Bruxelles et Berne enterrent la hache de guerre concernant la fiscalité des entreprises. Les deux pays ont paraphé mardi à Berne une déclaration conjointe. Mais la Suisse devra encore montrer patte blanche avec la réforme promise de l'imposition des sociétés. .
Le secrétaire d'Etat aux questions financières internationales Jacques de Watteville et son homologue européen Heinz Zourek ont apposé leur signature au document. Tous deux se sont félicités d'avoir pu mettre un terme à neuf ans de discussions houleuses.
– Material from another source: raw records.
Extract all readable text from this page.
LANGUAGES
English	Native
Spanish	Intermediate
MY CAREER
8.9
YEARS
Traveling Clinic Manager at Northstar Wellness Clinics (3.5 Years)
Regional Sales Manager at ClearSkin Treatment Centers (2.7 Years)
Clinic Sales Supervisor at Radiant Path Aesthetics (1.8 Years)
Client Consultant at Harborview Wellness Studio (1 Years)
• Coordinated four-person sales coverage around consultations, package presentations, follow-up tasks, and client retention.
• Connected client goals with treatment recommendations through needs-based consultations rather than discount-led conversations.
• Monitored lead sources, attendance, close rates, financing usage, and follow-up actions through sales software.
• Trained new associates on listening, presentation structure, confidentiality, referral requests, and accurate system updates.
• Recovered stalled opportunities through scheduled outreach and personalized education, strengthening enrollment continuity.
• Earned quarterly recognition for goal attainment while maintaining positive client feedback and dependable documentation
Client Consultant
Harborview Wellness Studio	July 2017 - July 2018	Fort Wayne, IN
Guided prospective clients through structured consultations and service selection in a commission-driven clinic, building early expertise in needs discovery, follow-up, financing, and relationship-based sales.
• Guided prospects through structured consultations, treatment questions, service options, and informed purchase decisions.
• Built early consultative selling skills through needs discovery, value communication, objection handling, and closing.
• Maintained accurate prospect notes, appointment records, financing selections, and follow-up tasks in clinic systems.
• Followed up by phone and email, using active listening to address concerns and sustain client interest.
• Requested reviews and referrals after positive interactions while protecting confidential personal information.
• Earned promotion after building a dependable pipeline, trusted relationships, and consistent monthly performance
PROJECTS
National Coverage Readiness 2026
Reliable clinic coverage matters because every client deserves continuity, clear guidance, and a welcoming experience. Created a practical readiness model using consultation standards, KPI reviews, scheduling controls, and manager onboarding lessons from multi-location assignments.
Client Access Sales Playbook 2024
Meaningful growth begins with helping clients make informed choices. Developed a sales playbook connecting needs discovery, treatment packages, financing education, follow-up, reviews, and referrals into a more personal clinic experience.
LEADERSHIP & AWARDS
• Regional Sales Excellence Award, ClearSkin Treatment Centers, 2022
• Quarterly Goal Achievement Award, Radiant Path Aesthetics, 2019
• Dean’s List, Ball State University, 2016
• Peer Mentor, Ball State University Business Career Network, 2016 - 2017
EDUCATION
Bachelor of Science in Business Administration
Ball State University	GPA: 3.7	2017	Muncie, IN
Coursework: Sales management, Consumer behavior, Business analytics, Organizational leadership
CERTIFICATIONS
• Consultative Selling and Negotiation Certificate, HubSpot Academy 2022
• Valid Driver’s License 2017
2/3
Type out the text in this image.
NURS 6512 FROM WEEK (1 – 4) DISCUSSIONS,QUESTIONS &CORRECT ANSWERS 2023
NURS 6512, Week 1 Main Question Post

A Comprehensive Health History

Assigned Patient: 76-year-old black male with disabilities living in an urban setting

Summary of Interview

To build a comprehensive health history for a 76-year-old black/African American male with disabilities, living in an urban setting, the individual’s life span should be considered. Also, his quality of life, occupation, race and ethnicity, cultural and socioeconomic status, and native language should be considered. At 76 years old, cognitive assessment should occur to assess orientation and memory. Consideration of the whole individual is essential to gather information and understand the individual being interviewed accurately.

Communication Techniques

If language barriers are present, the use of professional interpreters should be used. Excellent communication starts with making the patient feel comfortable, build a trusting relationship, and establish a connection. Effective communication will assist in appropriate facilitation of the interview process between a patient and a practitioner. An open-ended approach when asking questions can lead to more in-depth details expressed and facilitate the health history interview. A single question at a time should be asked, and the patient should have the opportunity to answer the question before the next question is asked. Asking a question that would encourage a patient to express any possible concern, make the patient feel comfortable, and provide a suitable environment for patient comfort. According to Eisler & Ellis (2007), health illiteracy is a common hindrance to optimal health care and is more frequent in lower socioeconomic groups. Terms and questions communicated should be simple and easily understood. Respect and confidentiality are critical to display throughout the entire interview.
La Suisse est notamment satisfaite que les menaces très sérieuses de mesures de rétorsion ne se soient pas concrétisées et qu'on ne l'oblige pas à reprendre le code de conduite européen en la matière. La déclaration conjointe, qui doit encore recevoir l'aval du Conseil fédéral, ne contient aucune obligation relevant du droit international et se limite à énumérer des principes et objectifs communs.
Berne s'engage à abolir les cinq régimes fiscaux critiqués par l'Union européenne (UE). Les sanctions existantes - notamment de la part de l'Italie - seront levées dès que ces systèmes disparaîtront en Suisse.
Bruxelles veut notamment que soit supprimée la différence de traitement entre les revenus de source suisse et ceux de source étrangère. La taxation cantonale des holdings, des sociétés d'administration et des sociétés mixtes est depuis longtemps dans la ligne de mire de l'UE.
Au niveau fédéral, ce sont les multinationales ayant leur siège en Suisse et des filiales à l'étranger qui sont concernées, de même que celles fonctionnant sous le "Swiss finance branch" qui permet aux entreprises étrangères d'avoir leur raison fiscale en Suisse.
Le Conseil fédéral lancera son projet de 3e réforme des entreprises après la pause estivale. Pour éviter que les sociétés étrangères bénéficiant actuellement d'un avantage fiscal ne quittent la Suisse, il entend miser sur de nouveaux outils spéciaux acceptés internationalement et une baisse de l'imposition cantonale des entreprises.
Parmi les "outils spéciaux" figurent les "licence box" qui permettent à des entreprises exploitant des brevets d'obtenir un taux réduit d'impôt. Cet instrument est appliqué dans plusieurs pays comme le Luxembourg, la Belgique et les Pays-Bas et il existe une large palette de possibilités de conception.
Reste un hic: elles sont contestées tant parmi les Vingt-Huit qu'au sein de l'OCDE. Plusieurs Etats membres de l'UE ont effet récemment exprimé la crainte que la Suisse introduise de nouveaux régimes fiscaux "dommageables". Ils ont obtenu le droit de prendre des mesures de rétorsion au cas où Berne trouverait de nouvelles astuces fiscales.
Les experts européens doivent évaluer d'ici la fin de l'année les systèmes de "licence box" existants. Il ne s'agira pas de dire "oui" ou "non", mais plutôt de définir dans quelles conditions une "box" est autorisée. Au-delà du strict point de vue des pratiques fiscales dommageables, l'UE va aussi vérifier que ces instruments ne constituent pas une entrave à la concurrence via une aide étatique, a expliqué M.Zourek.
La Suisse serait bien avisée de tenir compte des standards internationaux, selon M. de Watteville. Elle va suivre de très près ce que fera l'UE, et surtout l'ODCE au sein de laquelle Berne essaie de développer des normes avec des pays qui ont des vues semblables.
Il est possible que le gouvernement adapte la réforme en cours de route. On y verra plus clair d'ici à ce que le projet soit remis au Parlement l'année prochaine, a expliqué le secrétaire d'Etat. Son homologue européen s'est montré compréhensif face à la lenteur des révisions législatives helvétiques.
Le Conseil fédéral a encore fort à faire pour contenter tous les cantons avec son projet, qui risque de coûter entre un et trois milliards de pertes fiscales. Si personne ne remet en cause le fond de la 3e réforme de l'imposition des entreprises, les modalités d'application divisent les esprits.